Modern bosses realize that giving employees a sense of autonomy and empowering them to make positive connections with colleagues results in far superior performance to the regressive mindset associated with divide and rule.

Unfortunately, when 21st-century Gulf organizational leaders have the opportunity to learn from their Western counterparts, they don’t always pick the proper lessons to absorb. Sometimes, they shun management visionaries like General Electric’s Jack Welch or Virgin’s Richard Branson. Instead, they prefer to emulate a British colonial officer who has mastered the dark arts of repression, subjugation, and deception.
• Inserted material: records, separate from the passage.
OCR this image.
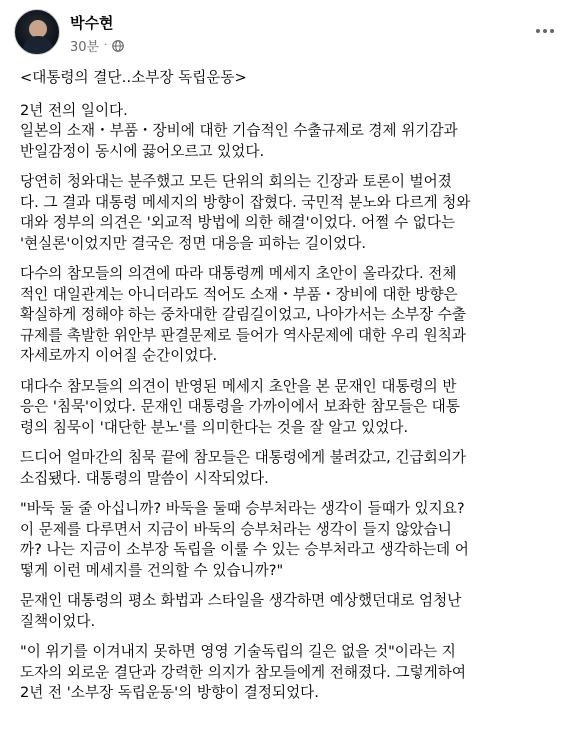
박수현
30분 ·

<대통령의 결단‥소부장 독립운동>

2년 전의 일이다.
일본의 소재・부품・장비에 대한 기습적인 수출규제로 경제 위기감과
반일감정이 동시에 끓어오르고 있었다.

당연히 청와대는 분주했고 모든 단위의 회의는 긴장과 토론이 벌어졌
다. 그 결과 대통령 메세지의 방향이 잡혔다. 국민적 분노와 다르게 청와
대와 정부의 의견은 '외교적 방법에 의한 해결'이었다. 어쩔 수 없다는
'현실론'이었지만 결국은 정면 대응을 피하는 길이었다.

다수의 참모들의 의견에 따라 대통령께 메세지 초안이 올라갔다. 전체
적인 대일관계는 아니더라도 적어도 소재・부품・장비에 대한 방향은
확실하게 정해야 하는 중차대한 갈림길이었고, 나아가서는 소부장 수출
규제를 촉발한 위안부 판결문제로 들어가 역사문제에 대한 우리 원칙과
자세로까지 이어질 순간이었다.

대다수 참모들의 의견이 반영된 메세지 초안을 본 문재인 대통령의 반
응은 '침묵'이었다. 문재인 대통령을 가까이에서 보좌한 참모들은 대통
령의 침묵이 '대단한 분노'를 의미한다는 것을 잘 알고 있었다.

드디어 얼마간의 침묵 끝에 참모들은 대통령에게 불려갔고, 긴급회의가
소집됐다. 대통령의 말씀이 시작되었다.

"바둑 둘 줄 아십니까? 바둑을 둘때 승부처라는 생각이 들때가 있지요?
이 문제를 다루면서 지금이 바둑의 승부처라는 생각이 들지 않았습니
까? 나는 지금이 소부장 독립을 이룰 수 있는 승부처라고 생각하는데 어
떻게 이런 메세지를 건의할 수 있습니까?"

문재인 대통령의 평소 화법과 스타일을 생각하면 예상했던대로 엄청난
질책이었다.

"이 위기를 이겨내지 못하면 영영 기술독립의 길은 없을 것"이라는 지
도자의 외로운 결단과 강력한 의지가 참모들에게 전해졌다. 그렇게하여
2년 전 '소부장 독립운동'의 방향이 결정되었다.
It may seem strange for a modern executive to prefer primitive and obsolete management methods. Still, the reason is often the lethal combination of ego and incompetence. Suppose you are an ineffective leader, but your ego makes you want to retain power at all costs. In that case, you will correctly perceive your highly competent subordinates as a daunting foe.

After all, they want to collectively advance the organization’s interests, and you are, at best, a spanner in the works. Your only option is to upend their righteous coalition and make them focus their brainpower on one another rather than you.